By his own admission, John Harbison hears the world much more than he sees it. This he has in common with a great many other musicians. Not, mind you, that he’s indifferent to the glory of the visual world. “Smitten” is how you might describe his response, in “Six American Painters,” to George Caleb Bingham, Thomas Eakins, Martin Johnson Heade, George Inness, Hans Hoffman, and Richard Diebenkorn in their diverse appeal.

But how do you render in sound rectilinearity, gloss, saturated hues and meager ones, abstraction as against representation, or just mood? First of all, he says, be brief, as if, looking at it, you had quickly taken the work in as whole, as visual artists are wont to do and musicians aren’t.

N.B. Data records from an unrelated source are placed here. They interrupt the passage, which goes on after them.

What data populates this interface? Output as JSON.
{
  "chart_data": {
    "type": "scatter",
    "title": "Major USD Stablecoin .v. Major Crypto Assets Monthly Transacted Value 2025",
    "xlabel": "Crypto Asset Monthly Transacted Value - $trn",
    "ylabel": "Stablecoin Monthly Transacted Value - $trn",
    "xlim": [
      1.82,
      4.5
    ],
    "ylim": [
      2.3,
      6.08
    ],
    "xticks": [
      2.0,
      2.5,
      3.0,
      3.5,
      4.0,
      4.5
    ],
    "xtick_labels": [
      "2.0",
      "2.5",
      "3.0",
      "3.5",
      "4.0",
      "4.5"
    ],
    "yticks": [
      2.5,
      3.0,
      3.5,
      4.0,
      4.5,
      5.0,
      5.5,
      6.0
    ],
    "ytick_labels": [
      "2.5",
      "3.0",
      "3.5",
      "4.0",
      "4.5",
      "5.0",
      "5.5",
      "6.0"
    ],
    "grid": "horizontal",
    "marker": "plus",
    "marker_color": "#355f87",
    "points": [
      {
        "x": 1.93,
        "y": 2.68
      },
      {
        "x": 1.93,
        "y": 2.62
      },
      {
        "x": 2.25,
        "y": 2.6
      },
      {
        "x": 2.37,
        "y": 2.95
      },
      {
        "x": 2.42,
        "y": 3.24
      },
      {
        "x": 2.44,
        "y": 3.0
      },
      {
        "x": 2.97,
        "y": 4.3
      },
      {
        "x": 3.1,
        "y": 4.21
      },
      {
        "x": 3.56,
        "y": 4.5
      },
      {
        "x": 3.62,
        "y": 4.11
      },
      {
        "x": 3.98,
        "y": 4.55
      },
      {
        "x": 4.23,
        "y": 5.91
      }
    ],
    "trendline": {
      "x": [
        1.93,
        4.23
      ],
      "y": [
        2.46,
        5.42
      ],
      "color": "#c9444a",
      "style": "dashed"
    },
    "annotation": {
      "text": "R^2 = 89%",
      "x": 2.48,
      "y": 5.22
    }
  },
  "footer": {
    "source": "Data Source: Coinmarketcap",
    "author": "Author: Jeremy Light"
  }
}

Foreground and background, a sense of narrative movement across the canvas, texture, brightness vs. darkness — these are things that music can express, or at least hint at. The music of “Six American Painters” did so, certainly, though opinions will differ as to how successfully a one-to-one correspondence was achieved in, say, Eakins — more so than in Inness, or vice versa. For your reviewer, Harbison’s aural snapshot of Hans Hoffman was the real knockout among the six, and compelling on musical grounds alone; its other, pictorial qualities seemed like so much topping, an emanation, an associated scent in the air.

The performers for this concert were Peggy Pearson (oboe), Bayla Keyes (violin), Mary Ruth Ray and Betty Hauck (viola), Rhonda Rider (cello), and Sally Pinkas (piano). They found the right tonal palette for the Harbison, another right one for the Mozart — Pearson’s tartly Germanic oboe timbres being just what was required — and yet another one for the Faure, in which Keyes narrowed her normally big, ripe, gorgeous tone of voice into a lean, clear, Gallic, pencil-lined one. It was but one facet of a supernal performance of a supernal piece of music. It broke over listeners in wave after wave. After the slow movement you could hear the audience holding its breath. Of such things are conversion experiences made.

The third and final concert in this series, featuring works by J. S. Bach, Shulamit Ran, and Beethoven, will be on Saturday, April 20.